Si prenda il fenomeno principe della psicanalisi: il transfert, il cosiddetto amore (odio) di traslazione, secondo la terminologia ufficiale italiana. Per Freud il transfert era la riedizione attuale nel contesto della cura di un evento del passato, in genere traumatico. Gli eventi sono fatti ontologici, cioè manifestazioni temporali dell’essere: prima avvengono quelle di ieri, poi quelle di oggi. La precisazione che l’evento fosse “traumatico” era tipica di Freud, che ragionava in termini di causa ed effetto da medico qual era (o da P.M., quando denunciava i medici che esercitano la psicanalisi senza essersi addestrati alla sua scuola, per esempio nella Questione dell’analisi laica del 1926). Per lui ogni evento psichico era l’effetto deterministico, addirittura sovradeterministico, di un complesso di cause favorenti, predisponenti e determinanti.
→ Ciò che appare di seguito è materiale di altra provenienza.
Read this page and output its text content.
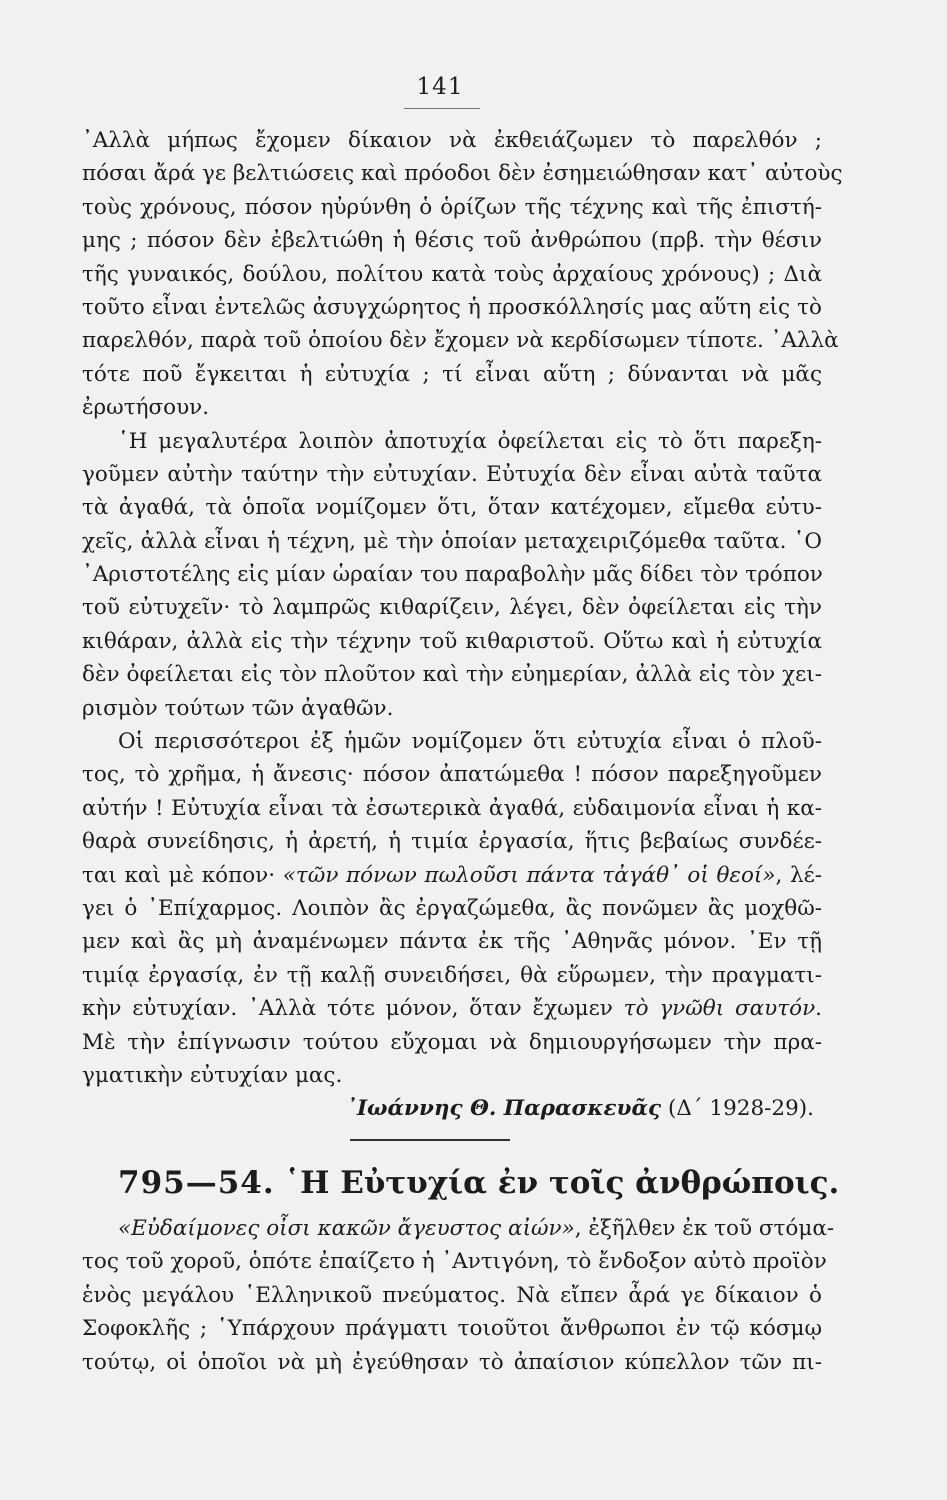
141
᾿Αλλὰ μήπως ἔχομεν δίκαιον νὰ ἐκθειάζωμεν τὸ παρελθόν ;
πόσαι ἄρά γε βελτιώσεις καὶ πρόοδοι δὲν ἐσημειώθησαν κατ᾿ αὐτοὺς
τοὺς χρόνους, πόσον ηὐρύνθη ὁ ὁρίζων τῆς τέχνης καὶ τῆς ἐπιστή-
μης ; πόσον δὲν ἐβελτιώθη ἡ θέσις τοῦ ἀνθρώπου (πρβ. τὴν θέσιν
τῆς γυναικός, δούλου, πολίτου κατὰ τοὺς ἀρχαίους χρόνους) ; Διὰ
τοῦτο εἶναι ἐντελῶς ἀσυγχώρητος ἡ προσκόλλησίς μας αὕτη εἰς τὸ
παρελθόν, παρὰ τοῦ ὁποίου δὲν ἔχομεν νὰ κερδίσωμεν τίποτε. ᾿Αλλὰ
τότε ποῦ ἔγκειται ἡ εὐτυχία ; τί εἶναι αὕτη ; δύνανται νὰ μᾶς
ἐρωτήσουν.
῾Η μεγαλυτέρα λοιπὸν ἀποτυχία ὀφείλεται εἰς τὸ ὅτι παρεξη-
γοῦμεν αὐτὴν ταύτην τὴν εὐτυχίαν. Εὐτυχία δὲν εἶναι αὐτὰ ταῦτα
τὰ ἀγαθά, τὰ ὁποῖα νομίζομεν ὅτι, ὅταν κατέχομεν, εἴμεθα εὐτυ-
χεῖς, ἀλλὰ εἶναι ἡ τέχνη, μὲ τὴν ὁποίαν μεταχειριζόμεθα ταῦτα. ῾Ο
᾿Αριστοτέλης εἰς μίαν ὡραίαν του παραβολὴν μᾶς δίδει τὸν τρόπον
τοῦ εὐτυχεῖν· τὸ λαμπρῶς κιθαρίζειν, λέγει, δὲν ὀφείλεται εἰς τὴν
κιθάραν, ἀλλὰ εἰς τὴν τέχνην τοῦ κιθαριστοῦ. Οὕτω καὶ ἡ εὐτυχία
δὲν ὀφείλεται εἰς τὸν πλοῦτον καὶ τὴν εὐημερίαν, ἀλλὰ εἰς τὸν χει-
ρισμὸν τούτων τῶν ἀγαθῶν.
Οἱ περισσότεροι ἐξ ἡμῶν νομίζομεν ὅτι εὐτυχία εἶναι ὁ πλοῦ-
τος, τὸ χρῆμα, ἡ ἄνεσις· πόσον ἀπατώμεθα ! πόσον παρεξηγοῦμεν
αὐτήν ! Εὐτυχία εἶναι τὰ ἐσωτερικὰ ἀγαθά, εὐδαιμονία εἶναι ἡ κα-
θαρὰ συνείδησις, ἡ ἀρετή, ἡ τιμία ἐργασία, ἥτις βεβαίως συνδέε-
ται καὶ μὲ κόπον· «τῶν πόνων πωλοῦσι πάντα τἀγάθ᾿ οἱ θεοί», λέ-
γει ὁ ᾿Επίχαρμος. Λοιπὸν ἂς ἐργαζώμεθα, ἂς πονῶμεν ἂς μοχθῶ-
μεν καὶ ἂς μὴ ἀναμένωμεν πάντα ἐκ τῆς ᾿Αθηνᾶς μόνον. ᾿Εν τῇ
τιμίᾳ ἐργασίᾳ, ἐν τῇ καλῇ συνειδήσει, θὰ εὕρωμεν, τὴν πραγματι-
κὴν εὐτυχίαν. ᾿Αλλὰ τότε μόνον, ὅταν ἔχωμεν τὸ γνῶθι σαυτόν.
Μὲ τὴν ἐπίγνωσιν τούτου εὔχομαι νὰ δημιουργήσωμεν τὴν πρα-
γματικὴν εὐτυχίαν μας.
᾿Ιωάννης Θ. Παρασκευᾶς (Δ΄ 1928-29).
795—54. ῾Η Εὐτυχία ἐν τοῖς ἀνθρώποις.
«Εὐδαίμονες οἶσι κακῶν ἄγευστος αἰών», ἐξῆλθεν ἐκ τοῦ στόμα-
τος τοῦ χοροῦ, ὁπότε ἐπαίζετο ἡ ᾿Αντιγόνη, τὸ ἔνδοξον αὐτὸ προϊὸν
ἑνὸς μεγάλου ῾Ελληνικοῦ πνεύματος. Νὰ εἴπεν ἆρά γε δίκαιον ὁ
Σοφοκλῆς ; ῾Υπάρχουν πράγματι τοιοῦτοι ἄνθρωποι ἐν τῷ κόσμῳ
τούτῳ, οἱ ὁποῖοι νὰ μὴ ἐγεύθησαν τὸ ἀπαίσιον κύπελλον τῶν πι-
Lacan, che pure era psichiatra, lasciò decadere la nozione fortemente ambigua di trauma o di seduzione infantile (reale? immaginaria? con tutta la questione polemica sollevata a suo tempo da Masson) e si rivolse al sapere, non escludendo ovviamente il sapere inconscio, che non si sa di sapere. Allora, nelle mani di Lacan il transfert divenne un effetto del sapere, precisamente dell’interazione tra sapere del soggetto e sapere dell’altro. Di regola amo chi suppongo che sappia qualcosa del mio desiderio – supposizione tipicamente rivolta all’analista all’inizio dell’analisi; odio chi suppongo che non sappia qualcosa del mio desiderio – supposizione tipicamente rivolta allo stesso analista alla fine dell’analisi; Freud la chiamava “reazione terapeutica negativa” e non sapeva come pelarla, attribuendola a un’immaginaria pulsione di morte; prigioniero della stessa impotenza teorico-pratica, Lacan la chiamava “paranoia postanalitica”.

Allora, molto (certo non tutto) si spiega. I lacaniani titillano il sapere, quello inconscio compreso. “Padre, perdona loro, perché non sanno quel che fanno”, avrebbe detto di loro Gesù in croce. (Gesù fu uno dei primi lacaniani ante litteram a praticare la religione del Nome del Padre.) La gente, che non vuole sapere, odia i lacaniani tanto quanto odia il sapere. È un effetto automatico e spontaneo di transfert, inteso nel senso proprio della supposizione del sapere. “I lacaniani dicono di operare con il sapere. Ma io non voglio sapere, perché voglio godere. Perciò suppongo che i lacaniani veramente non sappiano e li odio, quado parlano di soggetto supposto sapere”. L’odio e la persecuzione sono la conseguenza paranoica della congettura epistemica negativa.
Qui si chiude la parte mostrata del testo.